Media releases

Federation University expert urges us to ask the question R U OK?

Posted: Wednesday 9 September 2020

Federation University Australia psychology lecturer Ashley Humphrey has called on residents of regional Victoria to get in touch with friends and family even if they can’t be bothered on R U OK? Day tomorrow.

R U OK? Day aims to encourage Australians to have open and honest conversations with one another to help reduce the country’s suicide rate.

The day is particularly important this year as all Victorians cope with the mental health implications of ongoing restrictions due to the COVID-19 pandemic.

Dr Humphrey believes that a crucial way we can both support each other and improve their own well-being is to work on their social connectedness, even at times when it feels more like work than play.

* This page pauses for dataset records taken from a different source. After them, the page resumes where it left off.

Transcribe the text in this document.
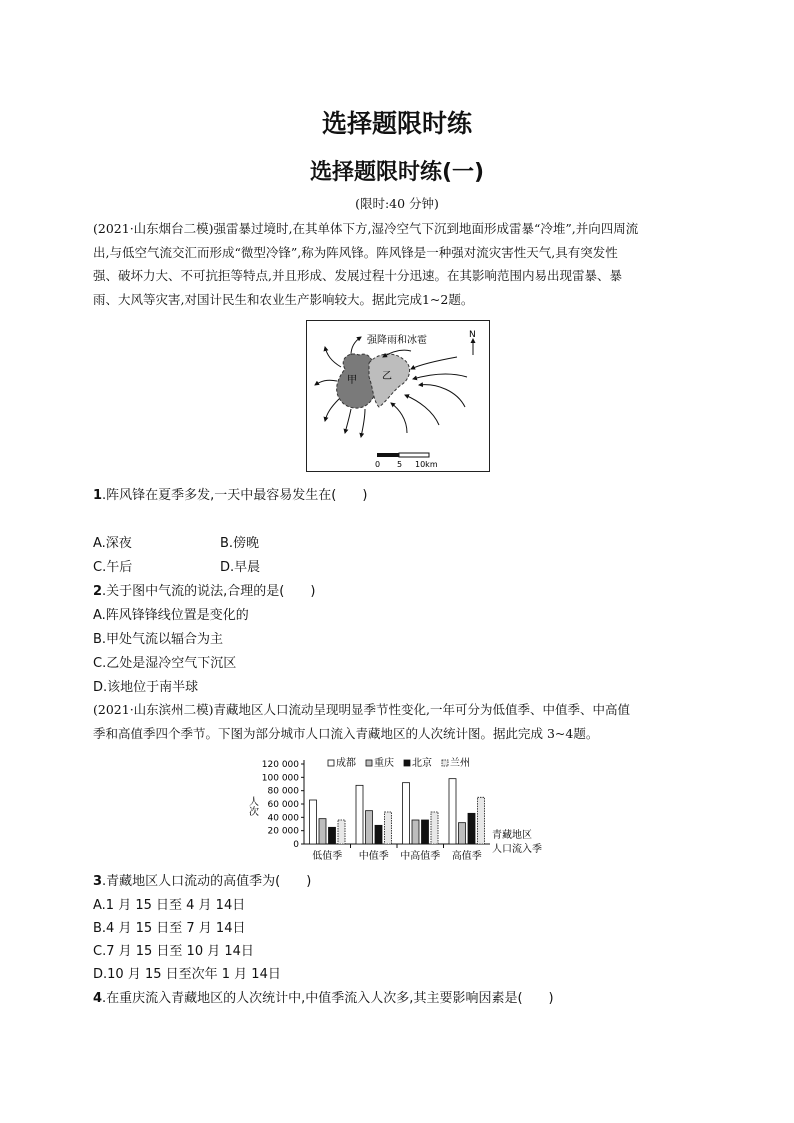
选择题限时练
选择题限时练(一)
(限时:40 分钟)
(2021·山东烟台二模)强雷暴过境时,在其单体下方,湿冷空气下沉到地面形成雷暴“冷堆”,并向四周流
出,与低空气流交汇而形成“微型冷锋”,称为阵风锋。阵风锋是一种强对流灾害性天气,具有突发性
强、破坏力大、不可抗拒等特点,并且形成、发展过程十分迅速。在其影响范围内易出现雷暴、暴
雨、大风等灾害,对国计民生和农业生产影响较大。据此完成1~2题。
N
强降雨和冰雹
甲	乙
0 5 10km
1.阵风锋在夏季多发,一天中最容易发生在(　　)
A.深夜	B.傍晚
C.午后	D.早晨
2.关于图中气流的说法,合理的是(　　)
A.阵风锋锋线位置是变化的
B.甲处气流以辐合为主
C.乙处是湿冷空气下沉区
D.该地位于南半球
(2021·山东滨州二模)青藏地区人口流动呈现明显季节性变化,一年可分为低值季、中值季、中高值
季和高值季四个季节。下图为部分城市人口流入青藏地区的人次统计图。据此完成 3~4题。
120 000
100 000
80 000
60 000
40 000
20 000
0
人次
低值季 中值季 中高值季 高值季
青藏地区
人口流入季
成都 重庆 北京 兰州
3.青藏地区人口流动的高值季为(　　)
A.1 月 15 日至 4 月 14日
B.4 月 15 日至 7 月 14日
C.7 月 15 日至 10 月 14日
D.10 月 15 日至次年 1 月 14日
4.在重庆流入青藏地区的人次统计中,中值季流入人次多,其主要影响因素是(　　)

While he acknowledges that for many Victorians, the novelty of lockdown Zoom parties has worn off, it is important to continue to maintain strong relationships with family and friends, despite the lure of Netflix or scrolling through their social media feeds.

Some ways Mr Humphrey suggests the community can continue to stay in touch is through Skype or Zoom, phone calls or exercising with another person.

Some signs that someone is struggling to cope include:

  • Feeling unwilling to contact friends or family
  • Putting up barriers between themselves and those close to them
  • Lack of motivation
  • An unwillingness to plan for the future

For those seeking a way through the second lockdown, Mr Humphrey recommends controlling the controllable by devoting time to activities that offer direction and purpose, whether reading a book or learning to play the guitar.

 Quotes attributable to Federation University psychology lecturer, Dr Ashley Humphrey:

“A lot of us are pretty fed up with the current conditions. The novelty of the first lockdown, when we were all excited about Zoom catch-ups, has worn off. But now is the time when we need to dig deep to ensure we maintain our social connections.

“We need to think of social connectedness as a health metric – just like exercise, it’s really important we give a certain amount of time to nurturing it throughout our lives.

“Make yourself do things you don’t want to do in the moment, but which will pay dividends in the future. Give your friend a call or organise to catch up. You need to think ahead and recognise that normal life will resume, and you should consider where you want to be when everything opens up.”